At the heart of understanding translational kinetic energy of particles in a gas is Boltzmann's constant (denoted by the symbol \(k\)). This constant provides a bridge between macroscopic and microscopic physics, which is a key aspect of kinetic theory and statistical mechanics. When dealing with individual molecules, \(k\) plays a pivotal role in showing how the energy of particles relates to the temperature of the system.

Boltzmann's constant has a value of approximately \(1.38 \times 10^{-23} J/K\) per particle per degree Kelvin. In the context of gases, \(k\) links the average kinetic energy of a single particle to the absolute temperature. The formula \(\frac{3}{2}kT\) signifies that each particle has a kinetic energy proportional to the temperature. The constant serves as a proportionality factor, defining how much kinetic energy particles have at a certain temperature.

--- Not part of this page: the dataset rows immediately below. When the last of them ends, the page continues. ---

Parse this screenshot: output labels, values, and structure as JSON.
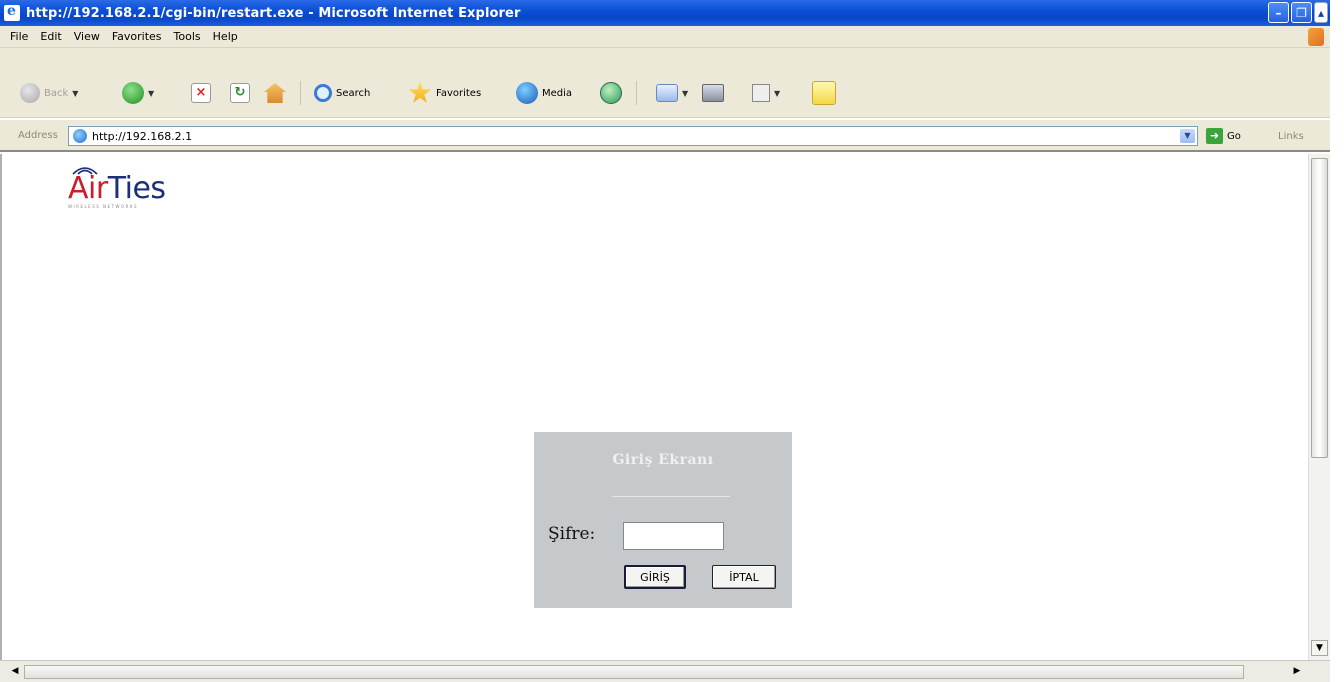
{
  "window": {
    "title": "http://192.168.2.1/cgi-bin/restart.exe - Microsoft Internet Explorer",
    "controls": [
      "minimize",
      "restore",
      "close"
    ]
  },
  "menu": {
    "items": [
      "File",
      "Edit",
      "View",
      "Favorites",
      "Tools",
      "Help"
    ]
  },
  "toolbar": {
    "back_label": "Back",
    "search_label": "Search",
    "favorites_label": "Favorites",
    "media_label": "Media"
  },
  "address": {
    "label": "Address",
    "url": "http://192.168.2.1",
    "go_label": "Go",
    "links_label": "Links"
  },
  "page": {
    "logo": {
      "air": "Air",
      "ties": "Ties",
      "tagline": "WIRELESS NETWORKS"
    },
    "login": {
      "title": "Giriş Ekranı",
      "password_label": "Şifre:",
      "password_value": "",
      "login_button": "GİRİŞ",
      "cancel_button": "İPTAL"
    }
  },
  "colors": {
    "titlebar": "#0a4fd6",
    "chrome": "#ece9d8",
    "login_panel": "#c5c9cb",
    "logo_red": "#c8202a",
    "logo_blue": "#1b2f7a"
  }
}
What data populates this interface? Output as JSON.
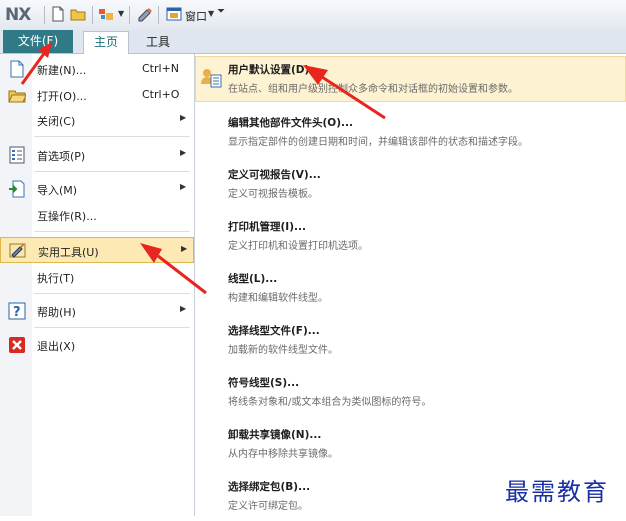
{
  "app": {
    "logo": "NX"
  },
  "quick_access": {
    "window_label": "窗口"
  },
  "ribbon": {
    "tabs": [
      {
        "label": "文件(F)"
      },
      {
        "label": "主页"
      },
      {
        "label": "工具"
      }
    ]
  },
  "file_menu": {
    "items": [
      {
        "label": "新建(N)...",
        "shortcut": "Ctrl+N"
      },
      {
        "label": "打开(O)...",
        "shortcut": "Ctrl+O"
      },
      {
        "label": "关闭(C)"
      },
      {
        "label": "首选项(P)"
      },
      {
        "label": "导入(M)"
      },
      {
        "label": "互操作(R)..."
      },
      {
        "label": "实用工具(U)"
      },
      {
        "label": "执行(T)"
      },
      {
        "label": "帮助(H)"
      },
      {
        "label": "退出(X)"
      }
    ]
  },
  "utilities_submenu": {
    "items": [
      {
        "title": "用户默认设置(D)...",
        "desc": "在站点、组和用户级别控制众多命令和对话框的初始设置和参数。"
      },
      {
        "title": "编辑其他部件文件头(O)...",
        "desc": "显示指定部件的创建日期和时间，并编辑该部件的状态和描述字段。"
      },
      {
        "title": "定义可视报告(V)...",
        "desc": "定义可视报告模板。"
      },
      {
        "title": "打印机管理(I)...",
        "desc": "定义打印机和设置打印机选项。"
      },
      {
        "title": "线型(L)...",
        "desc": "构建和编辑软件线型。"
      },
      {
        "title": "选择线型文件(F)...",
        "desc": "加载新的软件线型文件。"
      },
      {
        "title": "符号线型(S)...",
        "desc": "将线条对象和/或文本组合为类似图标的符号。"
      },
      {
        "title": "卸载共享镜像(N)...",
        "desc": "从内存中移除共享镜像。"
      },
      {
        "title": "选择绑定包(B)...",
        "desc": "定义许可绑定包。"
      }
    ]
  },
  "watermark": "最需教育",
  "colors": {
    "file_tab": "#2f7a86",
    "highlight": "#fce9b4",
    "arrow": "#e8251f",
    "watermark": "#1a2fa8"
  }
}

Understanding \(k\) is fundamental because it shows that temperature is indeed a measure of the average kinetic energy per molecule in a system. By knowing the temperature, one can infer the average energy that molecules are vibrating or moving with, which subsequently describes the system's thermal energy state.

The universal gas constant (which is represented by the symbol \(R\)) is another significant value used in the study of gases. This constant integrates the Avogadro’s number and Boltzmann’s constant to work at the level of moles, a standard chemical unit. \(R\) historically represents the constant volume heat capacity of an ideal gas, but it also appears in the ideal gas law (\(PV = nRT\)), binding together the pressure (\(P\)), volume (\(V\)), and temperature (\(T\)) in terms of the number of moles (\(n\)).

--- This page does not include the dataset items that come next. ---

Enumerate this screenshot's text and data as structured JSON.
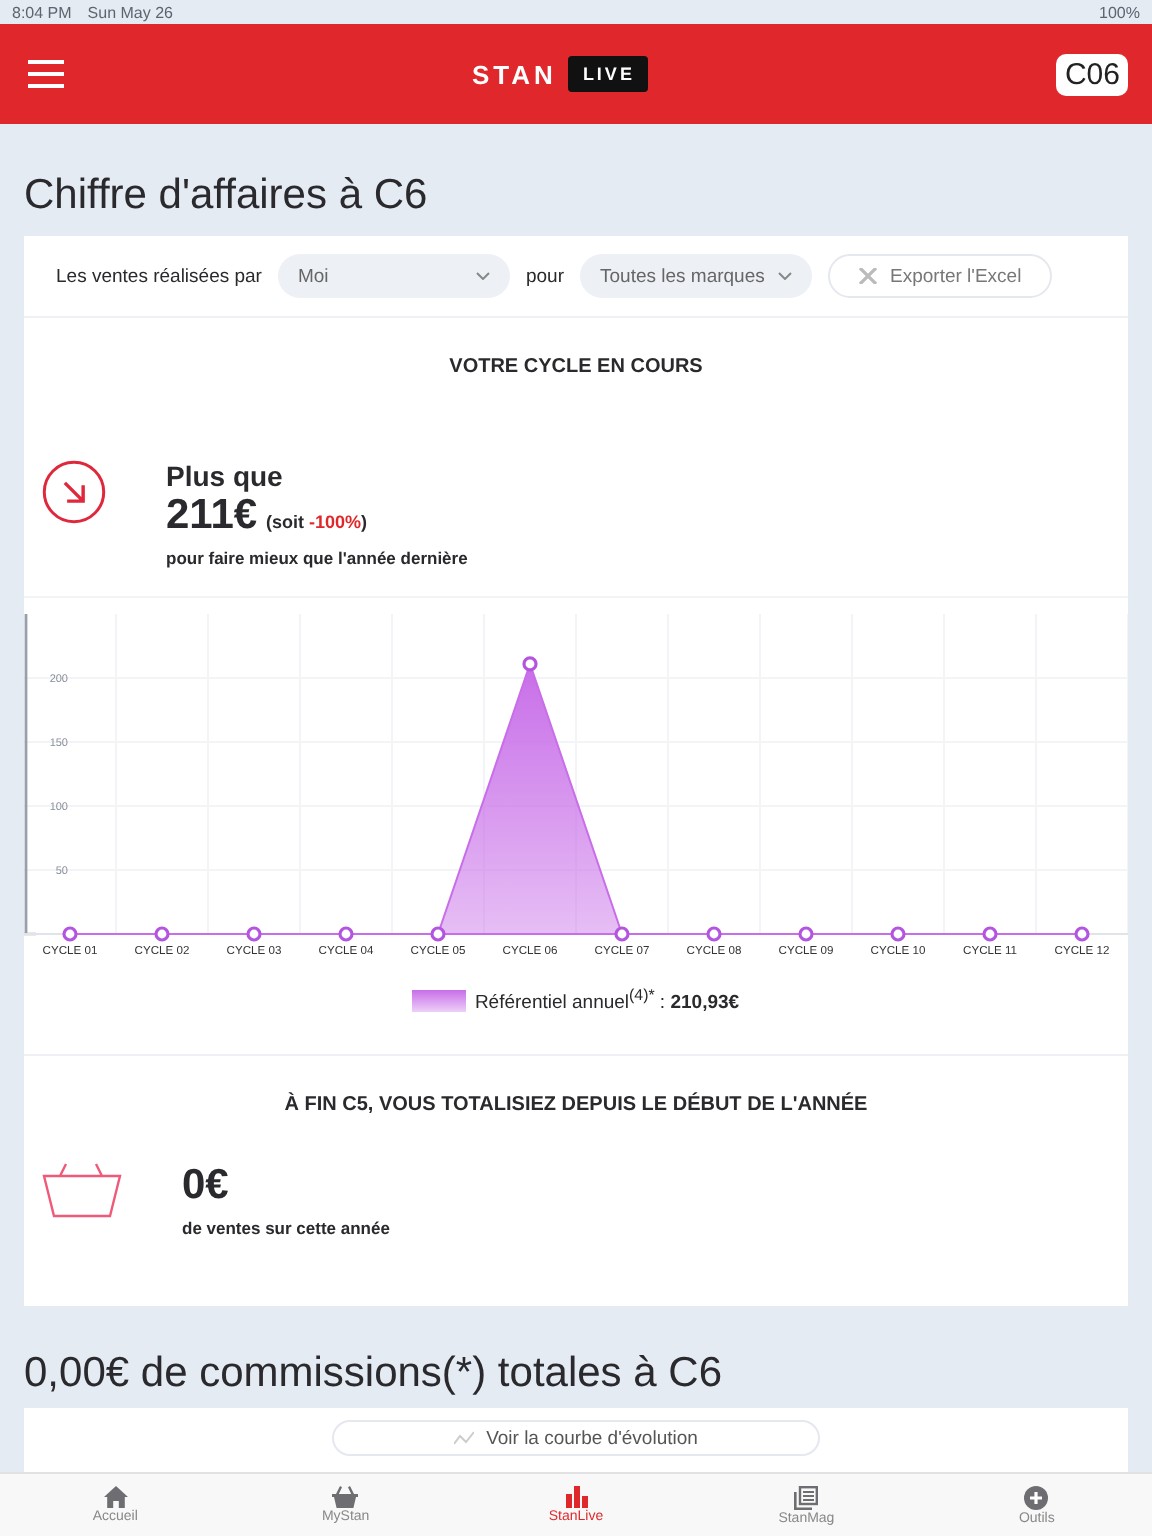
{
  "status_bar": {
    "time": "8:04 PM",
    "date": "Sun May 26",
    "battery": "100%"
  },
  "header": {
    "logo_left": "STAN",
    "logo_right": "LIVE",
    "cycle_badge": "C06"
  },
  "page_title": "Chiffre d'affaires à C6",
  "filters": {
    "label": "Les ventes réalisées par",
    "seller": "Moi",
    "connector": "pour",
    "brand": "Toutes les marques",
    "export_button": "Exporter l'Excel"
  },
  "current_cycle": {
    "heading": "VOTRE CYCLE EN COURS",
    "line1": "Plus que",
    "amount": "211€",
    "soit": "(soit ",
    "percent": "-100%",
    "soit_end": ")",
    "caption": "pour faire mieux que l'année dernière",
    "chart_data": {
      "type": "area",
      "categories": [
        "CYCLE 01",
        "CYCLE 02",
        "CYCLE 03",
        "CYCLE 04",
        "CYCLE 05",
        "CYCLE 06",
        "CYCLE 07",
        "CYCLE 08",
        "CYCLE 09",
        "CYCLE 10",
        "CYCLE 11",
        "CYCLE 12"
      ],
      "ylim": [
        0,
        250
      ],
      "grid": true,
      "yticks": [
        50,
        100,
        150,
        200
      ],
      "series": [
        {
          "name": "Référentiel annuel$^{(4)*}$",
          "color": "#c86ee8",
          "values": [
            0,
            0,
            0,
            0,
            0,
            211,
            0,
            0,
            0,
            0,
            0,
            0
          ]
        }
      ]
    },
    "legend_value": ": **210,93€**"
  },
  "year_total": {
    "heading": "À FIN C5, VOUS TOTALISIEZ DEPUIS LE DÉBUT DE L'ANNÉE",
    "amount": "0€",
    "caption": "de ventes sur cette année"
  },
  "commissions_title": "0,00€ de commissions(*) totales à C6",
  "evolution_button": "Voir la courbe d'évolution",
  "tab_bar": [
    {
      "label": "Accueil",
      "selected": false
    },
    {
      "label": "MyStan",
      "selected": false
    },
    {
      "label": "StanLive",
      "selected": true
    },
    {
      "label": "StanMag",
      "selected": false
    },
    {
      "label": "Outils",
      "selected": false
    }
  ]
}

The value of \(R\) is approximately \(8.314 J/(mol \cdot K)\) and is key to calculating the energy per mole of gas. For translational kinetic energy per mole at a given temperature, the equation is \(\frac{3}{2}RT\). By comparing \(k\) and \(R\), we can see the similarity in their functions, with \(R\) being suited for macroscopic samples of a gas, where total moles are considered. Knowing \(R\) allows chemists and physicists to calculate various properties of gases, including translational kinetic energy per mole.

Molar mass is a crucial concept when comparing the translational kinetic energy of gases on a per-gram basis. Essentially, the molar mass is the mass of one mole of a substance, typically expressed in grams per mole (g/mol). It is the sum of the atomic masses of all the atoms in a molecular formula.

The molar mass allows us to link the microscopic properties of individual molecules to their macroscopic quantities by giving us a way to quantify the amount of substance. In our given context, by knowing the molar mass of each gas, we can determine the translational kinetic energy per gram since this energy is inversely related to molar mass if temperature is constant. A lower molar mass means that there are more moles of gas per gram, and since the energy is the same per mole at a constant temperature, this results in greater energy per gram.

A practical example is comparing helium and nitrogen. With helium having a significantly lower molar mass than nitrogen, it means that per gram, helium has more moles than nitrogen. Consequently, at the same temperature, helium would have higher translational kinetic energy per gram, illustrating why understanding molar mass is important in various scientific applications, from determining gas behavior to calculating chemical reactions.